I think knowing that the creative team, both leads and the director, were female, I think there’s a huge undercurrent of secret feminism, like feminism before anyone wrote about it — what women were doing behind the scenes to run the show, and how they were able to push against the rooms that they were locked into. There’s a lot of that metaphorically in there because at that time, Axelle and Katie and myself, we were all women working in Hollywood at the beginning of the Me Too-era. And when something huge like that is happening, it permeates all of the art you create. It’s what we wanted to talk about. It’s what we wanted to talk about over dinner, during set-ups. We had these stories that had happened to us and our friends, and it’s not that far of a leap from what happens to Viola and Perdita. About being left alone, and needing to impress a man to get what you want, and what happens when you rebel against that. And also, the jealousy that comes along with that, and the resentment, and the pain.
Did you also shoot the Lady of the Lake scenes?
I was some of the Lady of the Lake and some of the Viola. Because I had a baby, I couldn’t, even when I wanted to come, like haunt Victoria and Ollie and Henry [Thomas] — I especially wanted to kill Ollie twice. I thought that would be really fun. Because I had responsibilities to my family, there was the wonderful Daniela Dib, who played the Lady of the Lake when she was walking around and was kind of a body double for me.
Why do you think that Viola accepts Dani’s invitation at the end?
The show is a gothic romance, and the root of that is the dark corners of love — the cobwebs in the unseen spaces of love. It’s not your romantic comedy, it’s the depths of the underneath of the feeling. We’ve all been selfish in relationships, we’ve all, in our own way, fallen into that myopic vision of what we need, and who we have to get through to get to it. After a certain point, reality sets in. You have to look at yourself, and you’re either alone, or just surrounded by the bodies of the people you have devoured. And I think Viola saw that. She came to a place where she realized who she was. She is a person mired in self-reflection, which is why there’s a lot about staring into the water and mirrors — the show has tons of that imagery. And at that moment, I think Viola was ready to change, decades later, centuries later from when she became this gravity well. She was ready to become something else.

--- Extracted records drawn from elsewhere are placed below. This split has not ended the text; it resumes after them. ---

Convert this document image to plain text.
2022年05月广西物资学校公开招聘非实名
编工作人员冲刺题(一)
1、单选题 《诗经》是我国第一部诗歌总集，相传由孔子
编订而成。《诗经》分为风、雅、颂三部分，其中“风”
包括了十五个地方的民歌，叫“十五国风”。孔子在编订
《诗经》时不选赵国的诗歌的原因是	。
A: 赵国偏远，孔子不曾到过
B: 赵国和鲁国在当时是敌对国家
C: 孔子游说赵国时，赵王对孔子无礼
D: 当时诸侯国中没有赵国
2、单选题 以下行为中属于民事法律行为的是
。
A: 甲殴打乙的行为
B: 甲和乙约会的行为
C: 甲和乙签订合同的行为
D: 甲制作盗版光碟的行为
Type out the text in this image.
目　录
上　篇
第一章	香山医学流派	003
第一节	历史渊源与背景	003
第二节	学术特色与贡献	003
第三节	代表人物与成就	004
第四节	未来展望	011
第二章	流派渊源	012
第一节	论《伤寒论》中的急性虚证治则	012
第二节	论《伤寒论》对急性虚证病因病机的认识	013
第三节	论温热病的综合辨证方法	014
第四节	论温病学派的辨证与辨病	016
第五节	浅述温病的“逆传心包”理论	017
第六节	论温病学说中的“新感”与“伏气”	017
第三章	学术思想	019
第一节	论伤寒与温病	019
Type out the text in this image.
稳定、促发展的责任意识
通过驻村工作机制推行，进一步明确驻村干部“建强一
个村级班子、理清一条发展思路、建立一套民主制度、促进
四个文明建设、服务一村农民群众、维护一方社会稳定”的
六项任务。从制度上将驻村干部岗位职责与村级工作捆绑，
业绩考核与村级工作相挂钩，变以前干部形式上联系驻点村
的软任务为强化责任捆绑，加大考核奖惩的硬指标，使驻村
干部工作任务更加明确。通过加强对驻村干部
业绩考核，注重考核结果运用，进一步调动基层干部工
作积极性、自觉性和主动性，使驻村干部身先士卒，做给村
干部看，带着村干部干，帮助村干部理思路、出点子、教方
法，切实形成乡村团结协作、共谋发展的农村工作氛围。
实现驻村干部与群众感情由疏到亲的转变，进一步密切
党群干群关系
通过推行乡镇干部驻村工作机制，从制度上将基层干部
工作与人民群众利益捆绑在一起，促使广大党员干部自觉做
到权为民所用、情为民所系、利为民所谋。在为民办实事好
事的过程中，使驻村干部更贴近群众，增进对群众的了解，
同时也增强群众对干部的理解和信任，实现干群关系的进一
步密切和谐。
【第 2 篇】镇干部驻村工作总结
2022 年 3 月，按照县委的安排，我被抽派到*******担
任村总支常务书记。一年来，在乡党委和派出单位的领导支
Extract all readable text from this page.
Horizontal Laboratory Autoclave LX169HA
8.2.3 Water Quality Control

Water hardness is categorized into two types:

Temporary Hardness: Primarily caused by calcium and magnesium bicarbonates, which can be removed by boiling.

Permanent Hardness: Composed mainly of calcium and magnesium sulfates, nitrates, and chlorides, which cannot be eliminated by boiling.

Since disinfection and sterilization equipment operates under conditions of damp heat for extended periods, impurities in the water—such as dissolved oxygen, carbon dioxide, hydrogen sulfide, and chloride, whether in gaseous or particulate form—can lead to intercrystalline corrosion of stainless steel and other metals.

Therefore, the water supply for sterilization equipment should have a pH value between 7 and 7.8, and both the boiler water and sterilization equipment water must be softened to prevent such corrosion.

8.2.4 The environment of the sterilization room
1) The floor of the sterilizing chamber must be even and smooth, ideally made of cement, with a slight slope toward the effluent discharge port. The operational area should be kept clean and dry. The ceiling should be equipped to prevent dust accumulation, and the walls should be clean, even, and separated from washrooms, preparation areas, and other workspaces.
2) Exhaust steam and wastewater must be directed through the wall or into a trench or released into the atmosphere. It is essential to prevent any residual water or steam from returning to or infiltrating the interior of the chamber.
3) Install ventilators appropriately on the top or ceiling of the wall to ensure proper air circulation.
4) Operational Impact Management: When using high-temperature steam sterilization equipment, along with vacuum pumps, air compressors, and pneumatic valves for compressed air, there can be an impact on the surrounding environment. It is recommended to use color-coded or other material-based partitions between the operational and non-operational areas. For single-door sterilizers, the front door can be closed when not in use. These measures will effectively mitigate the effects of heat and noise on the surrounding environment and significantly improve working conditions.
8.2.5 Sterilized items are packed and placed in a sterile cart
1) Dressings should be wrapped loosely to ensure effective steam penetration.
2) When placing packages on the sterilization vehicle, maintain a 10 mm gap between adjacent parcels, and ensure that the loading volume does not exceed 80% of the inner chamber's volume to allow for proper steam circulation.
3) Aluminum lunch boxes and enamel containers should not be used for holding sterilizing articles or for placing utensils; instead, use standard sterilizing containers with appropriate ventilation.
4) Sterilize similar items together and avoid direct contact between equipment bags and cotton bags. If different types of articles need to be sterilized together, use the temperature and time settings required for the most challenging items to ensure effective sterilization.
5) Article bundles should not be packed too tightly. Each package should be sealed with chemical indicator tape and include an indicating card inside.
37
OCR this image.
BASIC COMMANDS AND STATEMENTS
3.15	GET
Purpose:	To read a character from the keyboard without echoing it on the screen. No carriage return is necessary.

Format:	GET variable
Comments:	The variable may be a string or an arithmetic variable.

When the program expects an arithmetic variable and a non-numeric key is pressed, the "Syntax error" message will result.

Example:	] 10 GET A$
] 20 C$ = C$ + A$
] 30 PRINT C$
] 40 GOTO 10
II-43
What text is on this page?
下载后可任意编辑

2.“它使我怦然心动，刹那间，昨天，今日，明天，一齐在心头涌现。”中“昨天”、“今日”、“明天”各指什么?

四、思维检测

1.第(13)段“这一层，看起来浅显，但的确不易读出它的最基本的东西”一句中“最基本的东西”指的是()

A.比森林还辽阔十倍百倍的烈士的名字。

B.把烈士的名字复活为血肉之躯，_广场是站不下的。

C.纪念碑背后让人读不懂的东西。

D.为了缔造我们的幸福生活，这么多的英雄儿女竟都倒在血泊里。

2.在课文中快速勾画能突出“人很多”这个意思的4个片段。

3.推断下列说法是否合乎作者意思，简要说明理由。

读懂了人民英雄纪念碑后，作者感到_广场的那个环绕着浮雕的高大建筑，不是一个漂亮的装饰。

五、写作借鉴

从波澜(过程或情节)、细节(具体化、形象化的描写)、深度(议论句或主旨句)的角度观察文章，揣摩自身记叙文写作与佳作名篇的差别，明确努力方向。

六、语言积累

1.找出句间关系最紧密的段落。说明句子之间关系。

Do you have a theory as to how she was able to leave Bly with Dani? Is there a reason that worked for her, when it wouldn’t work for Peter Quint (Jackson-Cohen)?
Because it’s Viola’s game and everyone else is just playing it. She created this world. She has the code.
The takeaway at the end of the series is that the main tale is a love story. Would you say Viola’s is also a love story in a way?
I think it is. It’s a love story between the sisters, not between [Viola’s husband] Arthur [Martin McCreadie] and Viola, or even the love triangle. Those sisters are completely and utterly in love. And love stories are not just about romantic love. The love story between the sisters is about the perversion of love, the rage they felt for each other, the envy, the abandonment. All of that is what makes it a gothic love story. It’s not just about two sisters who are best friends and they save their house and live happily ever after. It’s about the dark corners of their relationship, and how love perverts because of disease and money and sex and children. And their love story, I believe, is complete. They end up together. They’re in the house together, forever. So, that’s the love story.